Now that you have selected a firm (starbucks)and identified objectives, risks, and controls, it is time for the next steps to come up with the RCSA approach.  (4) For the controls, describe the roles (people), processes (steps people must follow), and systems (infrastructure, software, third parties) that would be responsible for the controls to work effectively.  (5) Finally, explain how you would evaluate the effectiveness of the controls (e.g. rate the control design, use metrics that show control test results or be indicators on the control performance).  (6) Provide your approach to assessing the remaining risks to the firm objectives (from step 2) that have been mitigated / not yet mitigated with the controls in place. As the Op Risk Manager, you now have a rough outline on how to approach the assessment process for your selected firm.

Added Etsy Example + Mindmap (see attached). Note: Milestone 1 mindmap in discussion for Milestone 1
For the control assessment proposal with Etsy, there are 6 sets of proposed controls. 

(4) Below are what would need to be in place to ensure those controls work effectively.  Four of these controls rely on the Technology teams, development / independent testing units, and product support specialists.
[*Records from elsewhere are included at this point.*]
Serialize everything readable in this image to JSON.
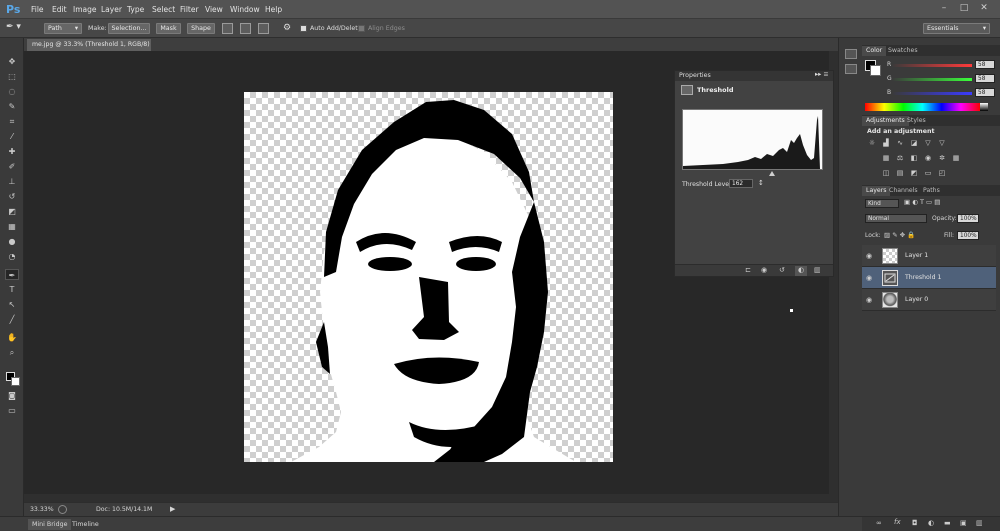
{
  "app": {
    "logo": "Ps"
  },
  "menu": [
    "File",
    "Edit",
    "Image",
    "Layer",
    "Type",
    "Select",
    "Filter",
    "View",
    "Window",
    "Help"
  ],
  "window_controls": {
    "minimize": "–",
    "maximize": "□",
    "close": "✕"
  },
  "options_bar": {
    "mode_value": "Path",
    "make_label": "Make:",
    "selection_label": "Selection...",
    "mask_label": "Mask",
    "shape_label": "Shape",
    "auto_add_delete": "Auto Add/Delete",
    "align_edges": "Align Edges",
    "workspace": "Essentials"
  },
  "document": {
    "tab_title": "me.jpg @ 33.3% (Threshold 1, RGB/8) *"
  },
  "status": {
    "zoom": "33.33%",
    "doc_info": "Doc: 10.5M/14.1M"
  },
  "bottom_tabs": [
    "Mini Bridge",
    "Timeline"
  ],
  "properties": {
    "tab": "Properties",
    "adjustment_name": "Threshold",
    "level_label": "Threshold Level:",
    "level_value": "162",
    "level": 162
  },
  "color_panel": {
    "tabs": [
      "Color",
      "Swatches"
    ],
    "channels": [
      {
        "label": "R",
        "value": "58"
      },
      {
        "label": "G",
        "value": "58"
      },
      {
        "label": "B",
        "value": "58"
      }
    ]
  },
  "adjustments_panel": {
    "tabs": [
      "Adjustments",
      "Styles"
    ],
    "heading": "Add an adjustment"
  },
  "layers_panel": {
    "tabs": [
      "Layers",
      "Channels",
      "Paths"
    ],
    "kind": "Kind",
    "blend_mode": "Normal",
    "opacity_label": "Opacity:",
    "opacity_value": "100%",
    "lock_label": "Lock:",
    "fill_label": "Fill:",
    "fill_value": "100%",
    "layers": [
      {
        "name": "Layer 1",
        "selected": false
      },
      {
        "name": "Threshold 1",
        "selected": true
      },
      {
        "name": "Layer 0",
        "selected": false
      }
    ]
  },
  "colors": {
    "accent_selected": "#4f617a",
    "panel": "#3a3a3a",
    "menubar": "#535353"
  }
}
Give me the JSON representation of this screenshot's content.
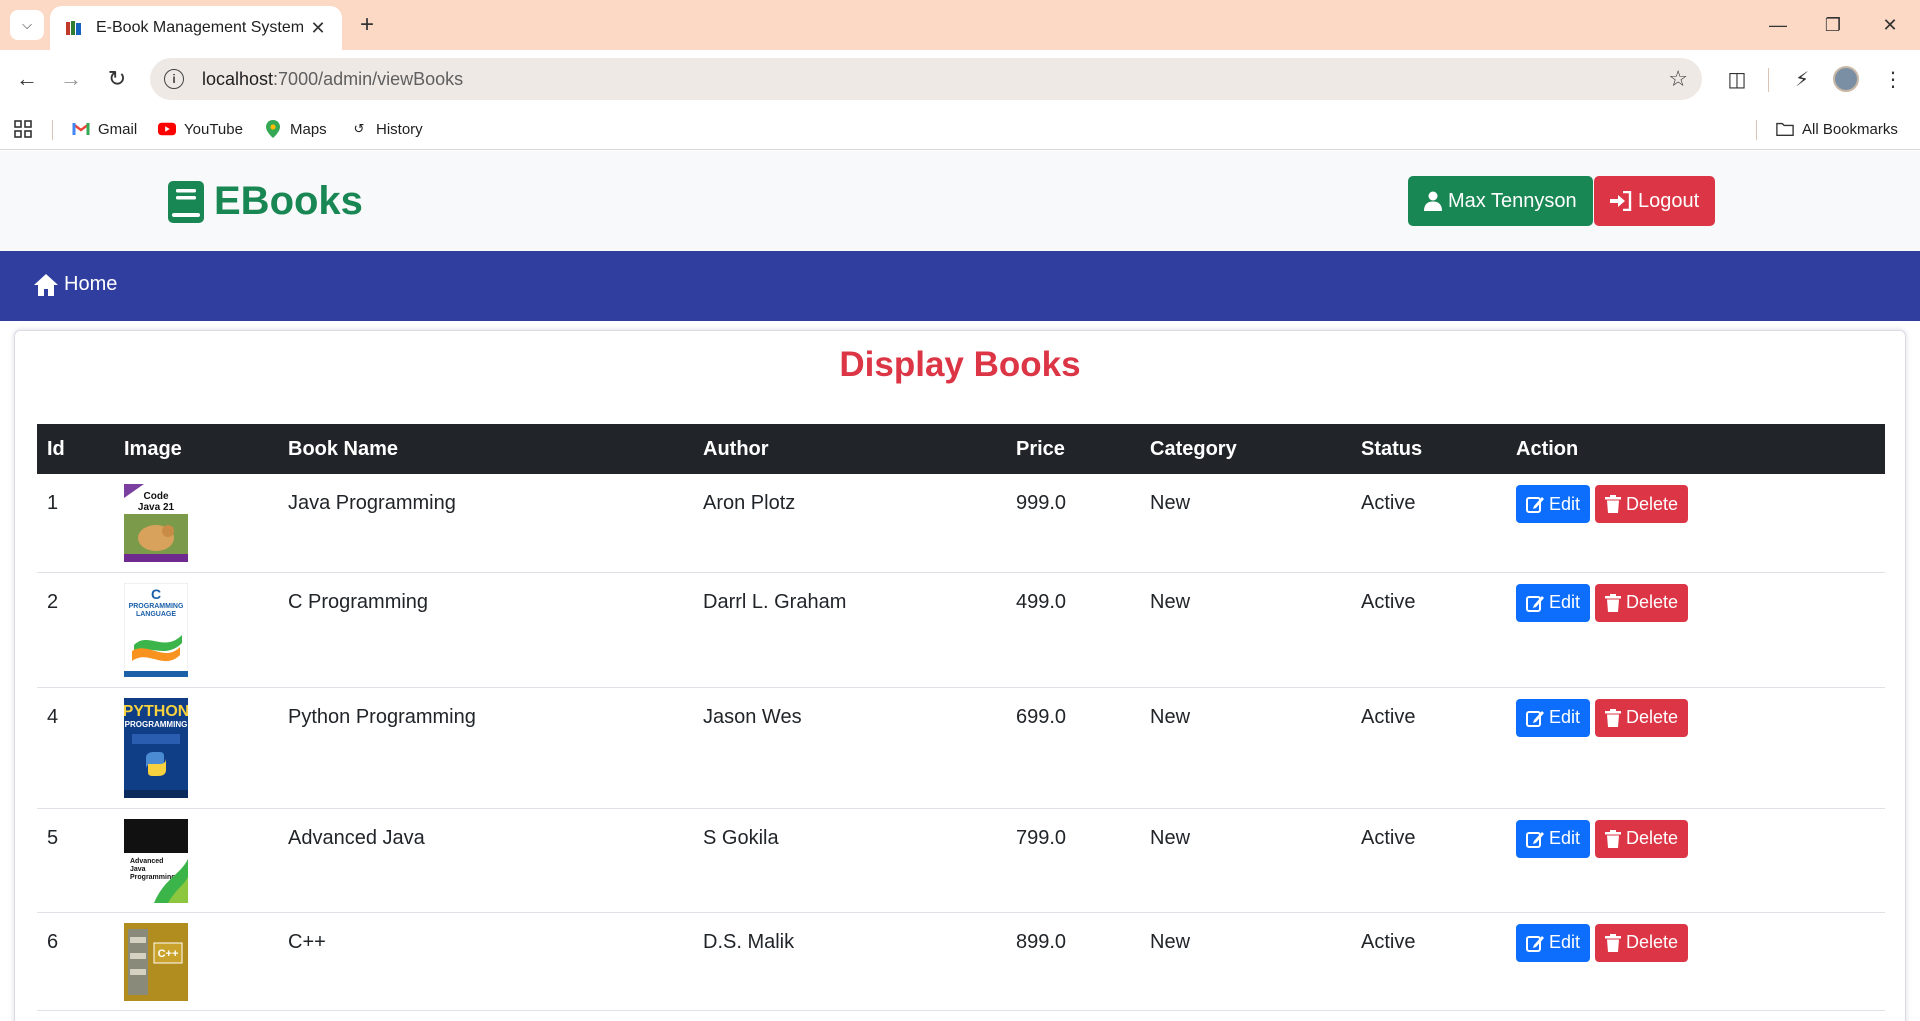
{
  "browser": {
    "tab_title": "E-Book Management System",
    "url_host": "localhost",
    "url_rest": ":7000/admin/viewBooks",
    "bookmarks": [
      "Gmail",
      "YouTube",
      "Maps",
      "History"
    ],
    "all_bookmarks": "All Bookmarks"
  },
  "header": {
    "brand": "EBooks",
    "user_name": "Max Tennyson",
    "logout_label": "Logout"
  },
  "nav": {
    "home_label": "Home"
  },
  "page": {
    "title": "Display Books",
    "columns": [
      "Id",
      "Image",
      "Book Name",
      "Author",
      "Price",
      "Category",
      "Status",
      "Action"
    ],
    "edit_label": "Edit",
    "delete_label": "Delete",
    "rows": [
      {
        "id": "1",
        "name": "Java Programming",
        "author": "Aron Plotz",
        "price": "999.0",
        "category": "New",
        "status": "Active",
        "cover_text": "Code Java 21",
        "cover_color": "#7b9a4a"
      },
      {
        "id": "2",
        "name": "C Programming",
        "author": "Darrl L. Graham",
        "price": "499.0",
        "category": "New",
        "status": "Active",
        "cover_text": "C PROGRAMMING LANGUAGE",
        "cover_color": "#ffffff"
      },
      {
        "id": "4",
        "name": "Python Programming",
        "author": "Jason Wes",
        "price": "699.0",
        "category": "New",
        "status": "Active",
        "cover_text": "PYTHON PROGRAMMING",
        "cover_color": "#0f3d86"
      },
      {
        "id": "5",
        "name": "Advanced Java",
        "author": "S Gokila",
        "price": "799.0",
        "category": "New",
        "status": "Active",
        "cover_text": "Advanced Java Programming",
        "cover_color": "#111111"
      },
      {
        "id": "6",
        "name": "C++",
        "author": "D.S. Malik",
        "price": "899.0",
        "category": "New",
        "status": "Active",
        "cover_text": "C++",
        "cover_color": "#b08d1e"
      }
    ]
  },
  "colors": {
    "success": "#198754",
    "danger": "#dc3545",
    "primary": "#0d6efd",
    "navbar": "#303f9f",
    "table_head": "#212529"
  }
}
They must have the appropriate testing environments set up that reasonably mirror the production systems (detective – tools to identify errors).
The Surveillance and Testing approaches must be documented and reviewed regularly with the appropriate 2nd line of defense control functions (directive – reliance on procedures).
The Model team should stress test search results for buyers / sellers of dramatically different backgrounds and provide the scenarios to an independent control function to evaluate (preventative – identify potential issue areas).
Product support teams should follow up on the outage issues on priority basis and prepare lessons learned based on appetite levels (corrective – employ ticket system to address performance issues).

C1) end to end encryption

C2) surveillance on unauthorized data access attempts

C5) independent test of search results

C6) outage severity and duration

Two of the controls rely on the Sales team.  To manage client experiences, they must have tools to evaluate customer ratings / complaints (corrective – address customer feedback).  Sales metrics must be tracked and those above appetite levels reviewed with Board level managers (detective – identify trouble areas and escalate concerns).

C3) respond to customer ratings and complaints

C4) track sales metrics for performance reviews with Board

(5) Controls without appropriate monitoring often fail to remain relevant.  To check that the Technology team remains vigilant on their surveillance, independent testing, and outage reviews (C2, C5, C6), scheduled sample testing on daily / weekly / monthly / quarterly / ad-hoc basis by the first line is expected, with review and challenge by second line on quarterly basis, and annual audit by third line.  The integrity of the transaction process (C1) would be evaluated based on idiosyncratic cases when certificates have expired or there is data loss reported.

For the Sales team, the controls on customer feedback and sales metrics (C3, C4) would be evaluated based on separate customer engagement indicators.  Second line control functions would evaluate metrics that show buyers returning to use the site tools and purchase from sellers along with sellers that successfully find matches for their unique products.  The engagement is correlated with the Sales team effectiveness.

(6) With the controls in place, the residual risks for compromised user data (R1) and failed transactions (R2) are low.  This reflects how the uncertainties are mitigated with encryption / monitoring to address the high inherent risk of stolen user data and medium inherent risk for buyers / sellers not matching / completing their sales.  Independent testing is effective in mitigating the low inherent risk of fraudulent search tool results (R3) to attain the low residual risk.  Finally, the high inherent risk of outages (R4) impacting customer experiences remains high on the residual risk basis since there are still many variables outside the firm’s control that can trigger delays for customers to reach the firm’s online marketplace.  The appetite levels must be calibrated to recognize this high residual risk (e.g. low tolerance during gift-giving times around holidays).